Thing is, that type of presentation didn’t start with PowerPoint. People were using bullet point presentations long before, using overhead projectors and transparent plastic slide. I don’t buy Tufte’s thinking that it’s just because of Microsoft; surely he should have seen many such presentations before people were using PowerPoint.
I don’t think Tufte claims that any of the problems he talks about are exclusive to Powerpoint. It does, though, represent one place where all the problems (bullet points, a rigid linear flow, bad use of space, low resolution, silly charts, exclusion of important data, inflexibility and horrible design) all come together with spectacular consequences.

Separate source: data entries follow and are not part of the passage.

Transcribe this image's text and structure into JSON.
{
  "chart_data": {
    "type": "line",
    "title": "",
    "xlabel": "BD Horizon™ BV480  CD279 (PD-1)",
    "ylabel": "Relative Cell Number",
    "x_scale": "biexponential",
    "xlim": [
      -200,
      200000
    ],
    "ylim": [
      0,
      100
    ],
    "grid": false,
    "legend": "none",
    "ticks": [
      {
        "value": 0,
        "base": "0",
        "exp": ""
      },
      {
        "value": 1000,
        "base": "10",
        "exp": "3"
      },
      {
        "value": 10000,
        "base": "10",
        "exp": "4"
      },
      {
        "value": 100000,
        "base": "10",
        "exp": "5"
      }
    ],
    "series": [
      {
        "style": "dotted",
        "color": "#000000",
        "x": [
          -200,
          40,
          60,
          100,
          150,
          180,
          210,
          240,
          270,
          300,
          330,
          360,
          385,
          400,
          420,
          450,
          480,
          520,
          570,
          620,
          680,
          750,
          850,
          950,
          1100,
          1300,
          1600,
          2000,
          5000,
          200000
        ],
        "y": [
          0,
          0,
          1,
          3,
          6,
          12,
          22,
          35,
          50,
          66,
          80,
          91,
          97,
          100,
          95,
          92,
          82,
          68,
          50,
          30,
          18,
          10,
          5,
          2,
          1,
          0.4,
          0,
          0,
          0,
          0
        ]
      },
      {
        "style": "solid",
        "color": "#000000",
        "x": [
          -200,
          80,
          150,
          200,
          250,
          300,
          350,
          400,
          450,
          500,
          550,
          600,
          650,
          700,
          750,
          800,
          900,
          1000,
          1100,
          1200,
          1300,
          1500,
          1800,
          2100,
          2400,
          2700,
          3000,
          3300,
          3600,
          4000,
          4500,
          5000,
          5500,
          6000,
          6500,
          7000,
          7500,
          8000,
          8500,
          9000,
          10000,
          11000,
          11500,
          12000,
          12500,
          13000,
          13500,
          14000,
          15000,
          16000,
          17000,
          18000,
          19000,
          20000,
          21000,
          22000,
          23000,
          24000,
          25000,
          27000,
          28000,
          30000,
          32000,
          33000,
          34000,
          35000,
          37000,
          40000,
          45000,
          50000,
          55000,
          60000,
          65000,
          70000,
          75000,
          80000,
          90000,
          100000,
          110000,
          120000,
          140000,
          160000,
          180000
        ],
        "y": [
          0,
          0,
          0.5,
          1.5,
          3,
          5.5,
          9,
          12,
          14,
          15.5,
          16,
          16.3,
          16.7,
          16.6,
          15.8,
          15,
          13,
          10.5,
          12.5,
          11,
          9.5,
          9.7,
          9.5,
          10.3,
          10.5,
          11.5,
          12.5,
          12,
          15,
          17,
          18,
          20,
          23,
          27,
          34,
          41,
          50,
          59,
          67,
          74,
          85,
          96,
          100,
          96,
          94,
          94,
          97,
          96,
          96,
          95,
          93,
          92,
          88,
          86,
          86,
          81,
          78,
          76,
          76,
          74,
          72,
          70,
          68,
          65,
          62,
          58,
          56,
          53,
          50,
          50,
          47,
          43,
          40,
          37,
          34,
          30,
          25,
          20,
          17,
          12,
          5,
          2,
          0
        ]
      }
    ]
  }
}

…and I want to be very clear that when I say “I don’t think Tufte claims…” I mean “I have read this and I don’t remember him saying…”, not “I haven’t read this, but I don’t expect he will have said…”.
If you need some comic relief while putting your presentation together, check out these “What Not to Present” contest winners.
Ok. So the most completely awesome thing about this is that the “IT Modernization Roadmap” is exactly the thing I’ve been trying trying to put into a PowerPoint, and that nightmare is exactly what it would’ve looked like if I hadn’t decided this is stupid and I’m not going to do it.
Have you tried Prezi?
I have. Whilst easier to use, I don’t really see how it overcomes any of my objections to PowerPoint.
By May 18, 2012 the link provided took me to a 92 slide PP “presentation.”
Surely, the all time all time God of visually supplementing a verbal presentation was Steve Jobs.
And now that he’s gone, even Apple’s presentations are beginning to look like the same old, same old overhead projector presentation so in vogue in my youth.